Forward vs Reverse KL Distillation | Generated by AI
Question: What does the comment “this is different from previous distillation, reverse KL” mean?
Answer:
Your friend is pointing out a technical difference in how the student learns from the teacher, specifically the direction of KL divergence used in distillation.
Let’s break it down simply.
1. What “distillation” usually means
In standard knowledge distillation, the student tries to match the teacher’s probability distribution:
[ \text{KL}(P_{\text{teacher}} ,|, P_{\text{student}}) ]
This is called forward KL (or KL teacher → student).
Intuition:
- Teacher says: “these are the likely actions”
- Student tries to cover all modes the teacher considers important
- Penalizes student if it misses any high-probability teacher action
So it encourages coverage of teacher behavior
2. What “reverse KL” means
Reverse KL flips the direction:
[ \text{KL}(P_{\text{student}} ,|, P_{\text{teacher}}) ]
Now:
- Student distribution is “leading”
- Teacher distribution is the reference
Intuition:
- Student is penalized if it puts probability mass where teacher doesn’t
- Encourages mode-seeking behavior (pick one best action instead of covering all)

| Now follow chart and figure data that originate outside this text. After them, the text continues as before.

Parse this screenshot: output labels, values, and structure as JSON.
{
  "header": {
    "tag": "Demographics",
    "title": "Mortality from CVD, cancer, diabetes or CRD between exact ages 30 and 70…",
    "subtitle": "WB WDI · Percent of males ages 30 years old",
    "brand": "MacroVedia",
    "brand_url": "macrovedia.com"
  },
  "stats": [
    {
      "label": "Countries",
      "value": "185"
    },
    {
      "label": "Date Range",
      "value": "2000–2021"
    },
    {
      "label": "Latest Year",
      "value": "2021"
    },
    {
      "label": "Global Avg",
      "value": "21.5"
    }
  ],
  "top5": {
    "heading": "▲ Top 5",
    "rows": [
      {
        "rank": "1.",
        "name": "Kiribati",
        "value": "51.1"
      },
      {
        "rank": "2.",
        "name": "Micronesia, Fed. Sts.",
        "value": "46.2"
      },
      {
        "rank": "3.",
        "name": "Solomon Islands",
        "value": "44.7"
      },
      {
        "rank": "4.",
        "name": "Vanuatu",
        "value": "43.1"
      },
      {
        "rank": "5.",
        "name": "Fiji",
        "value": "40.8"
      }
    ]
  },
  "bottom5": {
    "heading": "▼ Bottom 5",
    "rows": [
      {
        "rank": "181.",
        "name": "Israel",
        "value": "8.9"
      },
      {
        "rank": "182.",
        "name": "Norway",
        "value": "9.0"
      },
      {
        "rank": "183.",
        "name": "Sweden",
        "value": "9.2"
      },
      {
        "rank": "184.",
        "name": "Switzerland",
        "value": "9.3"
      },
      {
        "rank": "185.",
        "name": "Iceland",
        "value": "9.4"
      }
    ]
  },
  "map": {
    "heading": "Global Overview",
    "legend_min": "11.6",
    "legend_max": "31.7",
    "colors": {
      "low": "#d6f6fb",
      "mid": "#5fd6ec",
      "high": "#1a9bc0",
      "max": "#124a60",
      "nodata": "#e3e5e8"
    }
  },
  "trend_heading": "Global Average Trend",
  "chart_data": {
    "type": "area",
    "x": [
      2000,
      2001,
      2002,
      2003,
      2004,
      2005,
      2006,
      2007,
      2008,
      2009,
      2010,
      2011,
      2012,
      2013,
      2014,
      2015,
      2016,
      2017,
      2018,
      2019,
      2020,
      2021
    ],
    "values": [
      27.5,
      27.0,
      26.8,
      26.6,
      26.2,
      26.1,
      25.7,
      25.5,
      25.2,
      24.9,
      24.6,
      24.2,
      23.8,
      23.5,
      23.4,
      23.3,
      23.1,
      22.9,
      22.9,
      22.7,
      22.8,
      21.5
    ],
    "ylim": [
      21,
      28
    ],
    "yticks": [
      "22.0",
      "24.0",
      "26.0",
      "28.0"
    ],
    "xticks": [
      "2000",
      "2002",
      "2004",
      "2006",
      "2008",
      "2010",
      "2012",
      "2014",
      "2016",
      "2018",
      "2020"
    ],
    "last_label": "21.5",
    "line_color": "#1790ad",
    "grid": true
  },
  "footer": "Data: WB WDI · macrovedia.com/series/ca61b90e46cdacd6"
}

3. Why your friend said “this is different”
They are likely noticing that:
The method described (e.g. on-policy distillation or RL-style training) uses reverse KL instead of the usual forward KL distillation
So instead of:
- “student tries to mimic all teacher possibilities”
It becomes:
- “student tries to avoid actions teacher considers bad”

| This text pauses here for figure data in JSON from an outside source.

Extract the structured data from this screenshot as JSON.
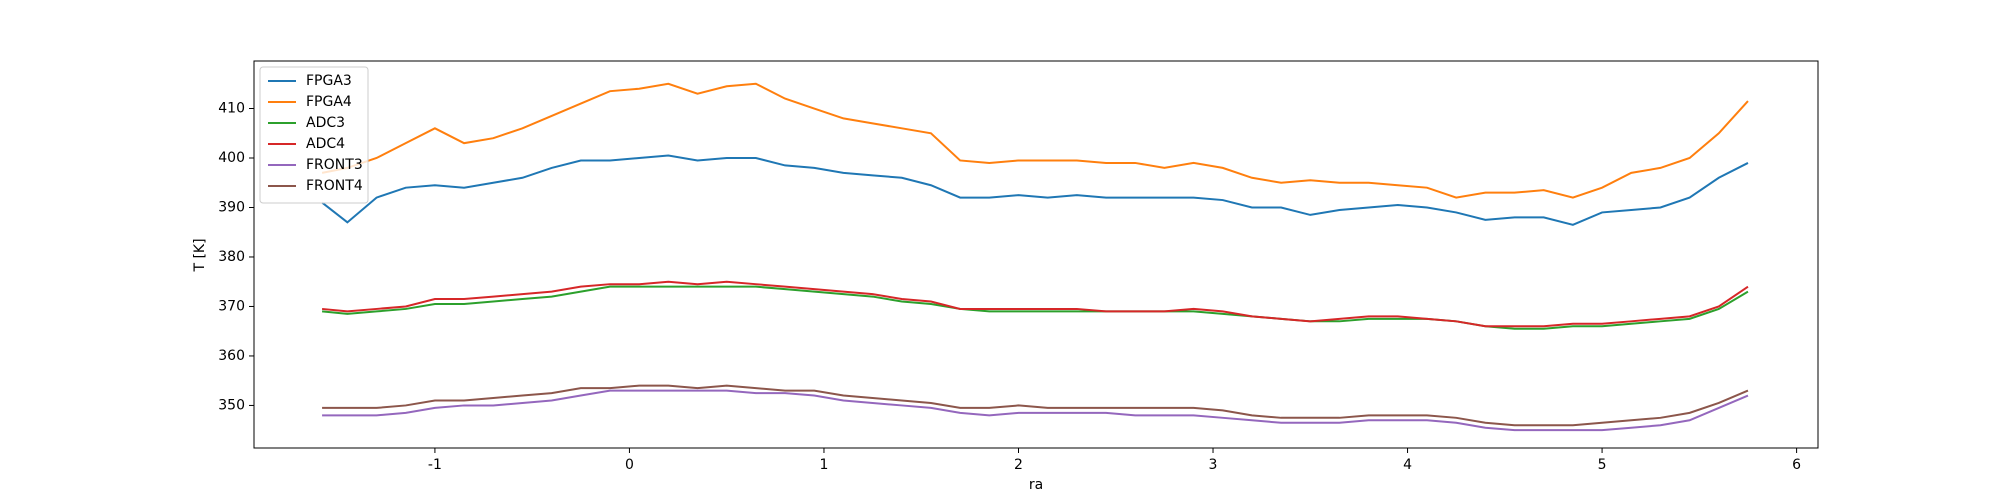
{
  "chart_data": {
    "type": "line",
    "x_label": "ra",
    "y_label": "T [K]",
    "xlim": [
      -1.93,
      6.11
    ],
    "ylim": [
      341.4,
      419.6
    ],
    "xticks": [
      -1,
      0,
      1,
      2,
      3,
      4,
      5,
      6
    ],
    "yticks": [
      350,
      360,
      370,
      380,
      390,
      400,
      410
    ],
    "grid": false,
    "legend": "upper left",
    "x": [
      -1.58,
      -1.45,
      -1.3,
      -1.15,
      -1.0,
      -0.85,
      -0.7,
      -0.55,
      -0.4,
      -0.25,
      -0.1,
      0.05,
      0.2,
      0.35,
      0.5,
      0.65,
      0.8,
      0.95,
      1.1,
      1.25,
      1.4,
      1.55,
      1.7,
      1.85,
      2.0,
      2.15,
      2.3,
      2.45,
      2.6,
      2.75,
      2.9,
      3.05,
      3.2,
      3.35,
      3.5,
      3.65,
      3.8,
      3.95,
      4.1,
      4.25,
      4.4,
      4.55,
      4.7,
      4.85,
      5.0,
      5.15,
      5.3,
      5.45,
      5.6,
      5.75
    ],
    "series": [
      {
        "name": "FPGA3",
        "color": "#1f77b4",
        "values": [
          391,
          387,
          392,
          394,
          394.5,
          394,
          395,
          396,
          398,
          399.5,
          399.5,
          400,
          400.5,
          399.5,
          400,
          400,
          398.5,
          398,
          397,
          396.5,
          396,
          394.5,
          392,
          392,
          392.5,
          392,
          392.5,
          392,
          392,
          392,
          392,
          391.5,
          390,
          390,
          388.5,
          389.5,
          390,
          390.5,
          390,
          389,
          387.5,
          388,
          388,
          386.5,
          389,
          389.5,
          390,
          392,
          396,
          399
        ]
      },
      {
        "name": "FPGA4",
        "color": "#ff7f0e",
        "values": [
          397,
          398,
          400,
          403,
          406,
          403,
          404,
          406,
          408.5,
          411,
          413.5,
          414,
          415,
          413,
          414.5,
          415,
          412,
          410,
          408,
          407,
          406,
          405,
          399.5,
          399,
          399.5,
          399.5,
          399.5,
          399,
          399,
          398,
          399,
          398,
          396,
          395,
          395.5,
          395,
          395,
          394.5,
          394,
          392,
          393,
          393,
          393.5,
          392,
          394,
          397,
          398,
          400,
          405,
          411.5
        ]
      },
      {
        "name": "ADC3",
        "color": "#2ca02c",
        "values": [
          369,
          368.5,
          369,
          369.5,
          370.5,
          370.5,
          371,
          371.5,
          372,
          373,
          374,
          374,
          374,
          374,
          374,
          374,
          373.5,
          373,
          372.5,
          372,
          371,
          370.5,
          369.5,
          369,
          369,
          369,
          369,
          369,
          369,
          369,
          369,
          368.5,
          368,
          367.5,
          367,
          367,
          367.5,
          367.5,
          367.5,
          367,
          366,
          365.5,
          365.5,
          366,
          366,
          366.5,
          367,
          367.5,
          369.5,
          373
        ]
      },
      {
        "name": "ADC4",
        "color": "#d62728",
        "values": [
          369.5,
          369,
          369.5,
          370,
          371.5,
          371.5,
          372,
          372.5,
          373,
          374,
          374.5,
          374.5,
          375,
          374.5,
          375,
          374.5,
          374,
          373.5,
          373,
          372.5,
          371.5,
          371,
          369.5,
          369.5,
          369.5,
          369.5,
          369.5,
          369,
          369,
          369,
          369.5,
          369,
          368,
          367.5,
          367,
          367.5,
          368,
          368,
          367.5,
          367,
          366,
          366,
          366,
          366.5,
          366.5,
          367,
          367.5,
          368,
          370,
          374
        ]
      },
      {
        "name": "FRONT3",
        "color": "#9467bd",
        "values": [
          348,
          348,
          348,
          348.5,
          349.5,
          350,
          350,
          350.5,
          351,
          352,
          353,
          353,
          353,
          353,
          353,
          352.5,
          352.5,
          352,
          351,
          350.5,
          350,
          349.5,
          348.5,
          348,
          348.5,
          348.5,
          348.5,
          348.5,
          348,
          348,
          348,
          347.5,
          347,
          346.5,
          346.5,
          346.5,
          347,
          347,
          347,
          346.5,
          345.5,
          345,
          345,
          345,
          345,
          345.5,
          346,
          347,
          349.5,
          352
        ]
      },
      {
        "name": "FRONT4",
        "color": "#8c564b",
        "values": [
          349.5,
          349.5,
          349.5,
          350,
          351,
          351,
          351.5,
          352,
          352.5,
          353.5,
          353.5,
          354,
          354,
          353.5,
          354,
          353.5,
          353,
          353,
          352,
          351.5,
          351,
          350.5,
          349.5,
          349.5,
          350,
          349.5,
          349.5,
          349.5,
          349.5,
          349.5,
          349.5,
          349,
          348,
          347.5,
          347.5,
          347.5,
          348,
          348,
          348,
          347.5,
          346.5,
          346,
          346,
          346,
          346.5,
          347,
          347.5,
          348.5,
          350.5,
          353
        ]
      }
    ]
  }
}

4. Key behavioral difference
| Type | Effect | Behavior |
|---|---|---|
| Forward KL (teacher → student) | “cover everything teacher likes” | more diverse, safer imitation |
| Reverse KL (student → teacher) | “avoid teacher-disallowed actions” | sharper, more aggressive, mode-seeking |
5. Why RL / on-policy methods often use reverse KL
In reinforcement learning / policy optimization:
- You already have a current policy (student)
- You want to constrain it toward a reference (teacher or old policy)
Reverse KL naturally appears in:
- PPO-style updates (approximate KL constraints)
- policy regularization
- RLHF-style training
So it’s less about “copying teacher perfectly” and more about:
“stay close, but optimize your own trajectory”
6. Simple intuition
-
Forward KL distillation: “Teacher is the expert, copy everything they might do.”
-
Reverse KL / RL-style distillation: “You are acting in the world; just don’t drift too far from expert behavior.”
7. One-line summary
Your friend means:
This method is not classic imitation distillation (teacher → student forward KL), but a reinforcement-learning style training where the loss uses reverse KL (student → teacher), leading to different behavior: more mode-seeking and policy-optimization-like dynamics.
If you want, I can show you how this connects directly to PPO, KL-regularized RL, and why RLHF uses reverse KL implicitly—that’s where this becomes very intuitive.